Indígenas querem vigilância e a presença do governo brasileiro dentro do território. Lideranças alertam que os invasores vão reocupar a região e fazer novas ameaças. O governo diz que haverá monitoramento e políticas públicas para o povo. 

Francisco Costa - Voz da Terra 

A desintrusão do Território Indígena Karipuna em Rondônia trouxe alívio e medo. Durante todo o mês de junho, o governo brasileiro realizou uma grande operação com mais de 200 militares e servidores públicos de várias instituições da União no território. Essa operação é para retirada de invasores que estavam ocupando o território de maneira ilegal. A presença de tropas das forças de segurança resultou em ataques, segundo os indígenas.
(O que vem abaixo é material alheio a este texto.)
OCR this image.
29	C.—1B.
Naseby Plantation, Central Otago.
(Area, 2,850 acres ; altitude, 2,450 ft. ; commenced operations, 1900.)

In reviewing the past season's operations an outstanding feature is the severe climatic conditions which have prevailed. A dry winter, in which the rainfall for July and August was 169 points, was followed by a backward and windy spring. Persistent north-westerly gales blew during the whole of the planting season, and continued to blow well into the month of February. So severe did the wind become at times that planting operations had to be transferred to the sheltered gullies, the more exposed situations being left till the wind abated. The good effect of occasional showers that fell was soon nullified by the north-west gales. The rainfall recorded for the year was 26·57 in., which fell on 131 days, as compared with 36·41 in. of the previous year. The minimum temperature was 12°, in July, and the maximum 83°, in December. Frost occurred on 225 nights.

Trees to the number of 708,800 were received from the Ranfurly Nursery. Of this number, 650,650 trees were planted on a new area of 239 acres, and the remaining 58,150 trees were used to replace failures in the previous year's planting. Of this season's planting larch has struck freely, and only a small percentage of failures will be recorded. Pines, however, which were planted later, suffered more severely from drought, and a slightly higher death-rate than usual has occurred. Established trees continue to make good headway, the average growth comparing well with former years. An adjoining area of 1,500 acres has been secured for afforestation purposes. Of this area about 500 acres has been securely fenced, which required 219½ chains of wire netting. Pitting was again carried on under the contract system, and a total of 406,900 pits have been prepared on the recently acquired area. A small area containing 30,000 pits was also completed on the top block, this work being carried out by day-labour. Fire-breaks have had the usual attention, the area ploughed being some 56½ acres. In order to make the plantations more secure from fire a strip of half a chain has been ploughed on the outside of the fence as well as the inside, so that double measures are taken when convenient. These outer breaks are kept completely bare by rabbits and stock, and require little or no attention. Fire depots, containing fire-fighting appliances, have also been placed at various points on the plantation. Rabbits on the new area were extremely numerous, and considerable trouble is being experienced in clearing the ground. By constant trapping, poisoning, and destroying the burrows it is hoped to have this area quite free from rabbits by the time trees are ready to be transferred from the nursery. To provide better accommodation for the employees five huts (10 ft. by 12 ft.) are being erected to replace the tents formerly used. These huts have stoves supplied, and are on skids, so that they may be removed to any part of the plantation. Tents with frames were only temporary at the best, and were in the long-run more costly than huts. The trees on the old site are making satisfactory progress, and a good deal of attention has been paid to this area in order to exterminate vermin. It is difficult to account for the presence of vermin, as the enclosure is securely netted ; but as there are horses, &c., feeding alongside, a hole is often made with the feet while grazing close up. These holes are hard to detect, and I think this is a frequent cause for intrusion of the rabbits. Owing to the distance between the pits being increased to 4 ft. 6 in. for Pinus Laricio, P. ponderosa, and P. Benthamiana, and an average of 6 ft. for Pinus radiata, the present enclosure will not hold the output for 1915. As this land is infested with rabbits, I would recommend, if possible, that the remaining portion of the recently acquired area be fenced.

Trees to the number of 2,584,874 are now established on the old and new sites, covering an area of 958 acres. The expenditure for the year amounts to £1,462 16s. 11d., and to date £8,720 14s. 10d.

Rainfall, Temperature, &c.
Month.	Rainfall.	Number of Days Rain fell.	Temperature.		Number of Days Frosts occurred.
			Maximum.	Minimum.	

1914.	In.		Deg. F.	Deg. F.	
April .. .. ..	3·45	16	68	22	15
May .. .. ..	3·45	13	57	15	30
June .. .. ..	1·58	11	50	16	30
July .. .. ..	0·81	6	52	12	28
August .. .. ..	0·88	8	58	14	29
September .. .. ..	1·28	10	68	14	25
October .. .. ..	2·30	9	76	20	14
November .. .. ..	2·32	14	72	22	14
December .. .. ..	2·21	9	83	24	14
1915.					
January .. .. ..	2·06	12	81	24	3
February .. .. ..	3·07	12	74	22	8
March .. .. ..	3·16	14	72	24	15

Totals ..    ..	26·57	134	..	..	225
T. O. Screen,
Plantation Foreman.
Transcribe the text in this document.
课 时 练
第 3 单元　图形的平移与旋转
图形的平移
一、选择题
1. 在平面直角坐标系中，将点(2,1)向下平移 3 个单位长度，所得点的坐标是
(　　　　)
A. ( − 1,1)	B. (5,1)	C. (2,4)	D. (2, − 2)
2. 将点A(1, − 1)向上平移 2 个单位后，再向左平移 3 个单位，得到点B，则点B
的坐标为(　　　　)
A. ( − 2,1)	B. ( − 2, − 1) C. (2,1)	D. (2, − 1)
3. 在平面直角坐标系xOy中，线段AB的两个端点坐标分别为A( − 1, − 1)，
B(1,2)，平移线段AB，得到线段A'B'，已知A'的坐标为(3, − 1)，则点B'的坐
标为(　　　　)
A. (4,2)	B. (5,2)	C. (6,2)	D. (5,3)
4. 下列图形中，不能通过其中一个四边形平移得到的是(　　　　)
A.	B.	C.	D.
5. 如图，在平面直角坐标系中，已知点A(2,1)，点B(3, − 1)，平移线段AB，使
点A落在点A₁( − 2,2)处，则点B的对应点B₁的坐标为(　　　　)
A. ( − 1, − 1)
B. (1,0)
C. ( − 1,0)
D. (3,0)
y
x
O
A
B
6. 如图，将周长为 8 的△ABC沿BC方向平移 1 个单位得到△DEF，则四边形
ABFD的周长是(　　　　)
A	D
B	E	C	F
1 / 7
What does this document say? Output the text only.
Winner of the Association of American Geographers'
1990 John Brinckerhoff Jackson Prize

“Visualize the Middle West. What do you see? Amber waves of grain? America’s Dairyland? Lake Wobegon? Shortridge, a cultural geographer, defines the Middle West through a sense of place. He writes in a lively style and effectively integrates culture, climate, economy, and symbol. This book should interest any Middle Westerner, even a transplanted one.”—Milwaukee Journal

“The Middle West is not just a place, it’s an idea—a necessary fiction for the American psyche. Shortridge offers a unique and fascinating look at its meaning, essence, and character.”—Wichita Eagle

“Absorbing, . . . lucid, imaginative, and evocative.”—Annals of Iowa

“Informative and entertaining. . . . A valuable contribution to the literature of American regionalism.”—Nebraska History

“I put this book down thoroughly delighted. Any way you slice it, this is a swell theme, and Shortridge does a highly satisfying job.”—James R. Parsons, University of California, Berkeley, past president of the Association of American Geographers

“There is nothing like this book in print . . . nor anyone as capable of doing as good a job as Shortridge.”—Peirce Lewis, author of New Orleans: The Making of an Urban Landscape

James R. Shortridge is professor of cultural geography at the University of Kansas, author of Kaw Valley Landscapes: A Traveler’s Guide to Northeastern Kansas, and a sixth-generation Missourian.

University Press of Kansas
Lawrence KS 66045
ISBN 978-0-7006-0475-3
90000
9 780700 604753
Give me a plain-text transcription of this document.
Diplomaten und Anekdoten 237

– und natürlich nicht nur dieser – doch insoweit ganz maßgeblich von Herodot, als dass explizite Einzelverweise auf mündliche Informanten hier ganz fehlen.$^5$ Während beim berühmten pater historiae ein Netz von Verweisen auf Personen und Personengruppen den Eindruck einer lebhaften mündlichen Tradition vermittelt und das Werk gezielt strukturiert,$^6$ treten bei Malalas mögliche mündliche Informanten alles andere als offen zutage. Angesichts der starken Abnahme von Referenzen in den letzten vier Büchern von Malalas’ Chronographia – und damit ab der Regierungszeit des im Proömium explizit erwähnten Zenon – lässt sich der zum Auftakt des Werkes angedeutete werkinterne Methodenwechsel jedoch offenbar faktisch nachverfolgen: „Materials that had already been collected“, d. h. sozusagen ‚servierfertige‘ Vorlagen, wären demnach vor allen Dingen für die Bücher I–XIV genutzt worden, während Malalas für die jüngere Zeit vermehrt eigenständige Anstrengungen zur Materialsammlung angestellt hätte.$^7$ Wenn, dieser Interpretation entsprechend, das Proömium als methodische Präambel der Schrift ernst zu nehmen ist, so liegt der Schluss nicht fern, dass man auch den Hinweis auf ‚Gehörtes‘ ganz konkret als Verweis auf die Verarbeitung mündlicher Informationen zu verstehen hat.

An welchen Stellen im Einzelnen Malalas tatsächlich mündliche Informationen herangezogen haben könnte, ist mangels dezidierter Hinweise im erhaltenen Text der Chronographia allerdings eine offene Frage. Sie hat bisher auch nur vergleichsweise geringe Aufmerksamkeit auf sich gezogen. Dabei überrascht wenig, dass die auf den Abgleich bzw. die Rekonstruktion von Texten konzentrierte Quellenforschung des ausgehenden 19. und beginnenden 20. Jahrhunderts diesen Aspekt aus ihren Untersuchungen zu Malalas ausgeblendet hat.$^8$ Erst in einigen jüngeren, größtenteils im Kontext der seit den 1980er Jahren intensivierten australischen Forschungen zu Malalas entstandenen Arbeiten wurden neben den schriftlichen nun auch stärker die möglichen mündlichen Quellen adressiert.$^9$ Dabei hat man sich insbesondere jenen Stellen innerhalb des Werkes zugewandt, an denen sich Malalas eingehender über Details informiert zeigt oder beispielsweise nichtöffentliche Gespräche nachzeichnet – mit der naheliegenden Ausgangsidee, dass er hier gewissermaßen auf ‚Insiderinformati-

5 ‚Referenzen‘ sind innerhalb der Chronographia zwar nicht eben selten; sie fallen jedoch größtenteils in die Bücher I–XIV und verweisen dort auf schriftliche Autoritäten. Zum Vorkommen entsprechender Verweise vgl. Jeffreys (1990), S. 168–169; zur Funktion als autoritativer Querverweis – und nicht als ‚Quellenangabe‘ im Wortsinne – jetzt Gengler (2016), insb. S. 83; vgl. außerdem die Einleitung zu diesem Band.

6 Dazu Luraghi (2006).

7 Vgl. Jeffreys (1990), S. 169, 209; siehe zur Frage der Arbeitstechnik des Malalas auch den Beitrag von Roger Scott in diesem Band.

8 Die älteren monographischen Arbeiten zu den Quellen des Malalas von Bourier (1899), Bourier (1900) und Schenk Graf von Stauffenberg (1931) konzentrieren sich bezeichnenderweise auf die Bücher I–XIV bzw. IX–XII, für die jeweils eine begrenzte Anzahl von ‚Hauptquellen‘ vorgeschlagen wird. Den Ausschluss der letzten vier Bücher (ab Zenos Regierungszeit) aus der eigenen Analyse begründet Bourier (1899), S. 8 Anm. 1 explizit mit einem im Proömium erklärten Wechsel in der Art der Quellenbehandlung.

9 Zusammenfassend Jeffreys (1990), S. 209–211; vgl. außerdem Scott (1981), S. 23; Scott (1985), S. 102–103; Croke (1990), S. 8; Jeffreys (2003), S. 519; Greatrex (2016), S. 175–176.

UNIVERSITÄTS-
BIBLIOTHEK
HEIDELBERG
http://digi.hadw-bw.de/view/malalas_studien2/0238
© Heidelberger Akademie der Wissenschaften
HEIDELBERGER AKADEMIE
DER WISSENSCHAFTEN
O Voz da Terra recebeu vídeos, relatos por meio de áudio e documentos. Neles, lideranças acusam os invasores pela destruição de uma ponte improvisada, construída com troncos de madeira, que é o único caminho de acesso para entrar no território.

"O crime organizado continua atuando no território. Cortaram a ponte de acesso à aldeia Karipuna", fala um dos moradores em um vídeo compartilhado na internet, na frente da ponte destruída, apontando para os troncos que foram quebrados. O relato é de que a estrutura para passagens de veículos e pedestre foi parcialmente danificada no último dia 30 de junho. 

Ponte destruída (Foto: Povo Karipuna)

"Eu vejo que o governo não tem feito nada. Mesmo com a desintrusão, o crime está atuando dentro do território. Isso, tirando nosso acesso via terrestre. Esperamos que as autoridades tomem providências sérias sobre esse caso", diz o rapaz no vídeo.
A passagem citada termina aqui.